The scale facilitates decision-making regarding patients’ referral either to a neurologist for botulinum toxin treatment, to a medical rehabilitation service, or to a psychologist. Specifically, if the score for pain/discomfort caused by dystonia is high, the patient should be referred for neurological revaluation and potential botulinum toxin treatment. If the mobility score is high, the patient should be directed to medical rehabilitation; if this is coupled with high pain scores, they should first see a neurologist before proceeding to rehabilitation. In cases with high self-care scores, referral to medical rehabilitation and home support is recommended. High scores for psychosocial problems, such as anxiety or depression, necessitate referral to a psychologist or psychiatrist.
The long-term application of the EQ-5D-5L scale enables dynamic evaluation of patients and assessment of treatment efficacy and its impact on quality of life. Furthermore, the profile of the studied group serves as a valuable reference for current evaluations, allowing clinicians to compare individual patient data with established benchmarks from the study. This comparative approach will enhance the precision and relevance of patient assessments, ultimately contributing to improved clinical outcomes.

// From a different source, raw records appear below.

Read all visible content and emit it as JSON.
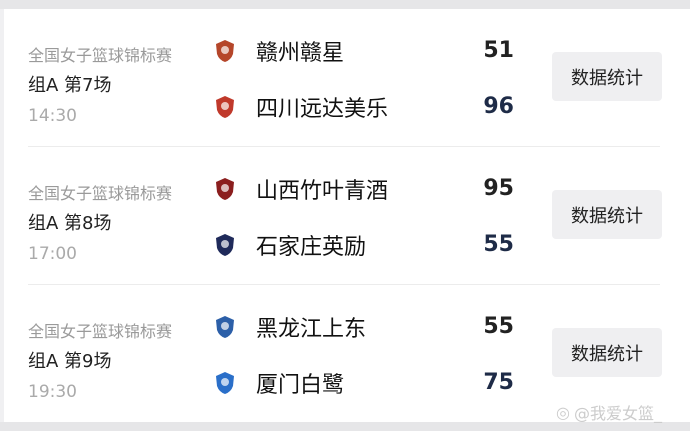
{
  "matches": [
    {
      "competition": "全国女子篮球锦标赛",
      "round": "组A 第7场",
      "time": "14:30",
      "home": {
        "name": "赣州赣星",
        "score": "51",
        "logo_color": "#b5462a"
      },
      "away": {
        "name": "四川远达美乐",
        "score": "96",
        "logo_color": "#c0392b"
      },
      "stats_label": "数据统计"
    },
    {
      "competition": "全国女子篮球锦标赛",
      "round": "组A 第8场",
      "time": "17:00",
      "home": {
        "name": "山西竹叶青酒",
        "score": "95",
        "logo_color": "#8b1e1e"
      },
      "away": {
        "name": "石家庄英励",
        "score": "55",
        "logo_color": "#1f2a5a"
      },
      "stats_label": "数据统计"
    },
    {
      "competition": "全国女子篮球锦标赛",
      "round": "组A 第9场",
      "time": "19:30",
      "home": {
        "name": "黑龙江上东",
        "score": "55",
        "logo_color": "#2c5fa8"
      },
      "away": {
        "name": "厦门白鹭",
        "score": "75",
        "logo_color": "#2a6fc9"
      },
      "stats_label": "数据统计"
    }
  ],
  "watermark": "@我爱女篮_"
}
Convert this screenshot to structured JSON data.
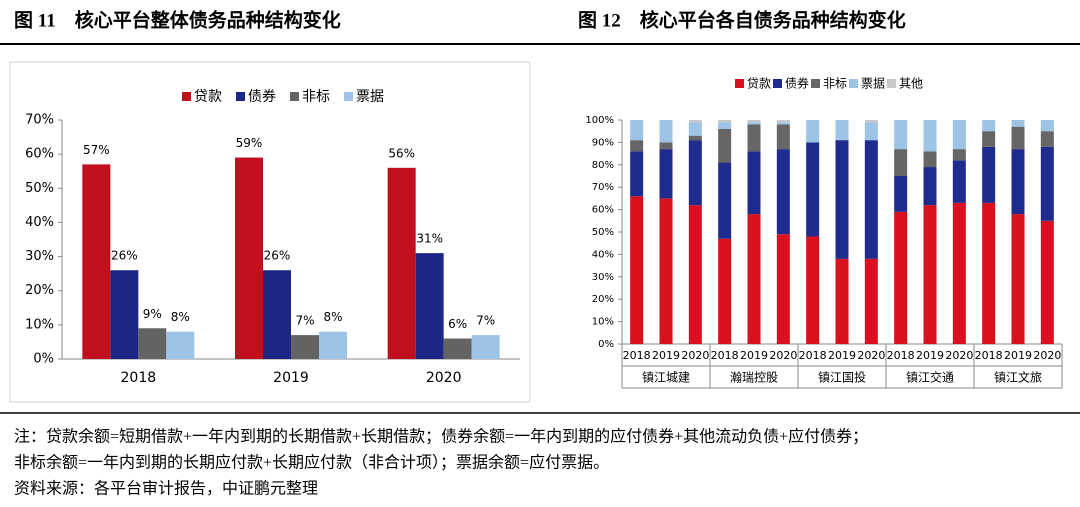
{
  "chart_data": [
    {
      "type": "bar",
      "title": "图 11　核心平台整体债务品种结构变化",
      "categories": [
        "2018",
        "2019",
        "2020"
      ],
      "series": [
        {
          "name": "贷款",
          "color": "#c00f1d",
          "values": [
            57,
            59,
            56
          ],
          "value_labels": [
            "57%",
            "59%",
            "56%"
          ]
        },
        {
          "name": "债券",
          "color": "#1c2785",
          "values": [
            26,
            26,
            31
          ],
          "value_labels": [
            "26%",
            "26%",
            "31%"
          ]
        },
        {
          "name": "非标",
          "color": "#636363",
          "values": [
            9,
            7,
            6
          ],
          "value_labels": [
            "9%",
            "7%",
            "6%"
          ]
        },
        {
          "name": "票据",
          "color": "#9dc3e6",
          "values": [
            8,
            8,
            7
          ],
          "value_labels": [
            "8%",
            "8%",
            "7%"
          ]
        }
      ],
      "ylim": [
        0,
        70
      ],
      "yticks": [
        {
          "value": 0,
          "label": "0%"
        },
        {
          "value": 10,
          "label": "10%"
        },
        {
          "value": 20,
          "label": "20%"
        },
        {
          "value": 30,
          "label": "30%"
        },
        {
          "value": 40,
          "label": "40%"
        },
        {
          "value": 50,
          "label": "50%"
        },
        {
          "value": 60,
          "label": "60%"
        },
        {
          "value": 70,
          "label": "70%"
        }
      ],
      "legend": "top"
    },
    {
      "type": "stacked_bar",
      "title": "图 12　核心平台各自债务品种结构变化",
      "categories": [
        "2018",
        "2019",
        "2020",
        "2018",
        "2019",
        "2020",
        "2018",
        "2019",
        "2020",
        "2018",
        "2019",
        "2020",
        "2018",
        "2019",
        "2020"
      ],
      "groups": [
        "镇江城建",
        "瀚瑞控股",
        "镇江国投",
        "镇江交通",
        "镇江文旅"
      ],
      "series": [
        {
          "name": "贷款",
          "color": "#d9101e",
          "values": [
            66,
            65,
            62,
            47,
            58,
            49,
            48,
            38,
            38,
            59,
            62,
            63,
            63,
            58,
            55
          ]
        },
        {
          "name": "债券",
          "color": "#1f2b8e",
          "values": [
            20,
            22,
            29,
            34,
            28,
            38,
            42,
            53,
            53,
            16,
            17,
            19,
            25,
            29,
            33
          ]
        },
        {
          "name": "非标",
          "color": "#666666",
          "values": [
            5,
            3,
            2,
            15,
            12,
            11,
            0,
            0,
            0,
            12,
            7,
            5,
            7,
            10,
            7
          ]
        },
        {
          "name": "票据",
          "color": "#9dc3e6",
          "values": [
            9,
            10,
            6,
            3,
            1,
            1,
            10,
            9,
            8,
            13,
            14,
            13,
            5,
            3,
            5
          ]
        },
        {
          "name": "其他",
          "color": "#c8c8c8",
          "values": [
            0,
            0,
            1,
            1,
            1,
            1,
            0,
            0,
            1,
            0,
            0,
            0,
            0,
            0,
            0
          ]
        }
      ],
      "ylim": [
        0,
        100
      ],
      "yticks": [
        {
          "value": 0,
          "label": "0%"
        },
        {
          "value": 10,
          "label": "10%"
        },
        {
          "value": 20,
          "label": "20%"
        },
        {
          "value": 30,
          "label": "30%"
        },
        {
          "value": 40,
          "label": "40%"
        },
        {
          "value": 50,
          "label": "50%"
        },
        {
          "value": 60,
          "label": "60%"
        },
        {
          "value": 70,
          "label": "70%"
        },
        {
          "value": 80,
          "label": "80%"
        },
        {
          "value": 90,
          "label": "90%"
        },
        {
          "value": 100,
          "label": "100%"
        }
      ],
      "legend": "top"
    }
  ],
  "notes": [
    "注：贷款余额=短期借款+一年内到期的长期借款+长期借款；债券余额=一年内到期的应付债券+其他流动负债+应付债券；",
    "非标余额=一年内到期的长期应付款+长期应付款（非合计项）；票据余额=应付票据。"
  ],
  "source": "资料来源：各平台审计报告，中证鹏元整理"
}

Our study, however, has several limitations. Firstly, the sample size and the patient groups might have been insufficient, such that the apparent differences within small groups did not always reach statistical significance. For example, the imbalance between the number of male and female patients has an important influence on the HRQoL and can lead to highly variable results. Secondly, as our study is a cross-sectional study, any causal relationships remain to be demonstrated. Longitudinal research is needed to better explore this area. Thirdly, our study analyzed patients from only one medical center in one country (Romania). Thus, the findings cannot be generalized to all Romanian patients, even less so to patients from other countries.
Therefore, more research is needed to better understand the HRQoL in patients with dystonia. Further research could investigate the following important areas: (a) studies with larger sample sizes, with patients coming from several medical centers and ensuring the collection of several characteristics related to dystonia (e.g., clinical characteristics, etiology, treatment); (b) studies comparing EQ-5D-5L index values calculated with different national value sets in the same sample, in order to validate the EQ-5D-5L instrument and the methodology promoted by the EuroQOL Group; and (c) longitudinal studies using the EQ-5D-5L in order to identify changes in HRQoL values as a result of the treatments applied in the management and monitoring of patients with dystonia. Additionally, future studies should consider exploring the psychometric properties of the EQ-5D-5L and alternative HRQoL instruments (e.g., SF-36) in dystonia patients in order to demonstrate the validity and utility of these instruments.